Andrew Wilson geht nach 44 Jahren in der Aufzugsbranche in den Ruhestand. Zuletzt war er als Berater für GUNN in Vancouver tätig, nachdem er zuvor bei Dover, TK Elevator, Schindler und Fujitec gearbeitet hatte. Er sagt, die Beratung habe ihm am besten gelegen und empfiehlt jungen Leuten, entweder der Aufzugsmonteurgewerkschaft beizutreten und Mechaniker zu werden oder eine Karriere im Vertrieb oder der Beratung von Aufzugsanlagen anzustreben, da diese Branche zukunftssicher und voller Herausforderungen sei. Er wird die Kollegen und die Problemlösungskompetenz bei GUNN vermissen. Im Laufe seiner Karriere erlebte er die Entwicklung von Maschinenräumen von lauten, getriebelosen Gleichstrom- und Relaisschränken hin zu leisen, computergesteuerten Wechselstromsystemen und den Aufstieg der Zielsteuerung. Nun plant er zu reisen, sein Golf- und Tennisspiel zu verbessern, seine Tochter in England zu besuchen und die Sommer in Vancouver zu genießen.
Andrew Wilson (AW) spricht mit Ihrem Autor (KW) über die Belohnungen des Berufs und was die Zukunft bringt.
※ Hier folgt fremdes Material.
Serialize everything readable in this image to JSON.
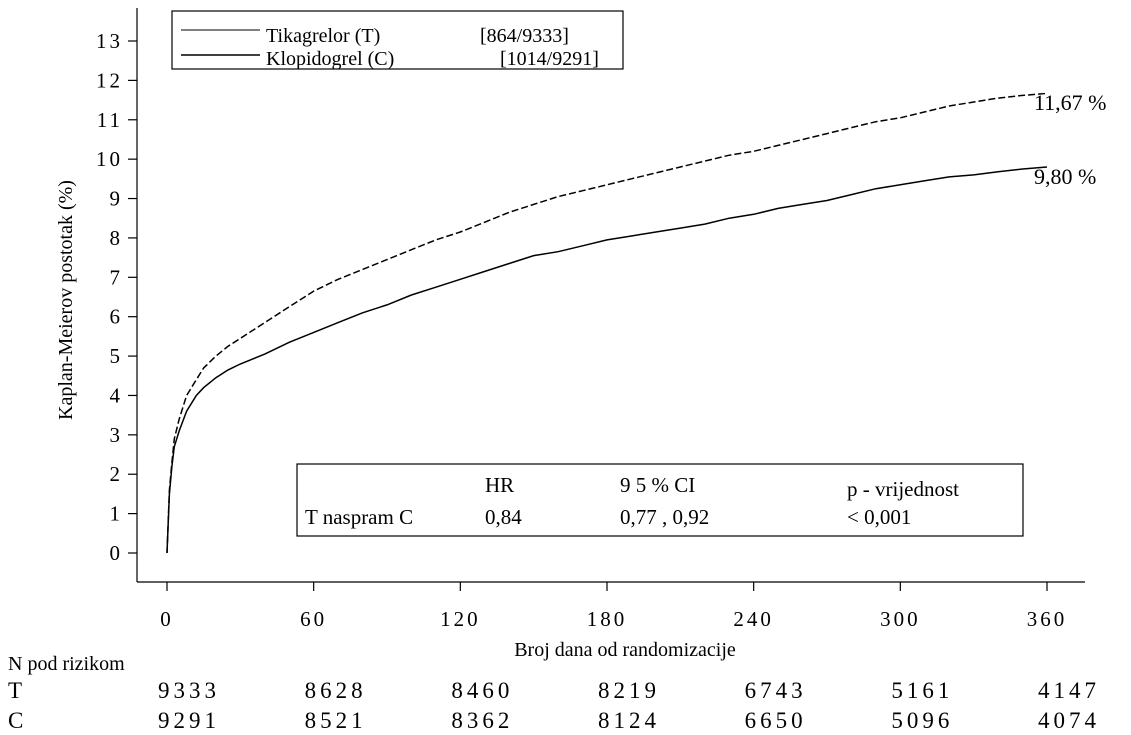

Zuletzt arbeitete Andrew Wilson als Berater für vertikale Transporte (VT) für GUNN Consultants in Vancouver, BC, bevor er 2015 zu GUNN kam. Er arbeitete für Unternehmen wie Dover Elevators, TK Elevator, Schindler und Fujitec. Zuvor war er in den Bereichen Vertrieb und Projektmanagement tätig, aber in der Beratung fühlte er sich wirklich zu Hause. Er sagte, er wünschte, er wäre 20 Jahre früher Berater geworden („Karriere des Goldes”, ELEVATOR WORLD, August 2020). Wenn Wilson 2024 in den Ruhestand geht, bereut er nichts, wenn er auf die wegweisenden Projekte blickt, an denen er beteiligt war – darunter das Trump International Hotel and Residences und der Metrotower1 in Vancouver – und freut sich darauf, Zeit zum Reisen und Auffrischen seines Golfspiels zu haben, neben anderen Freizeitbeschäftigungen.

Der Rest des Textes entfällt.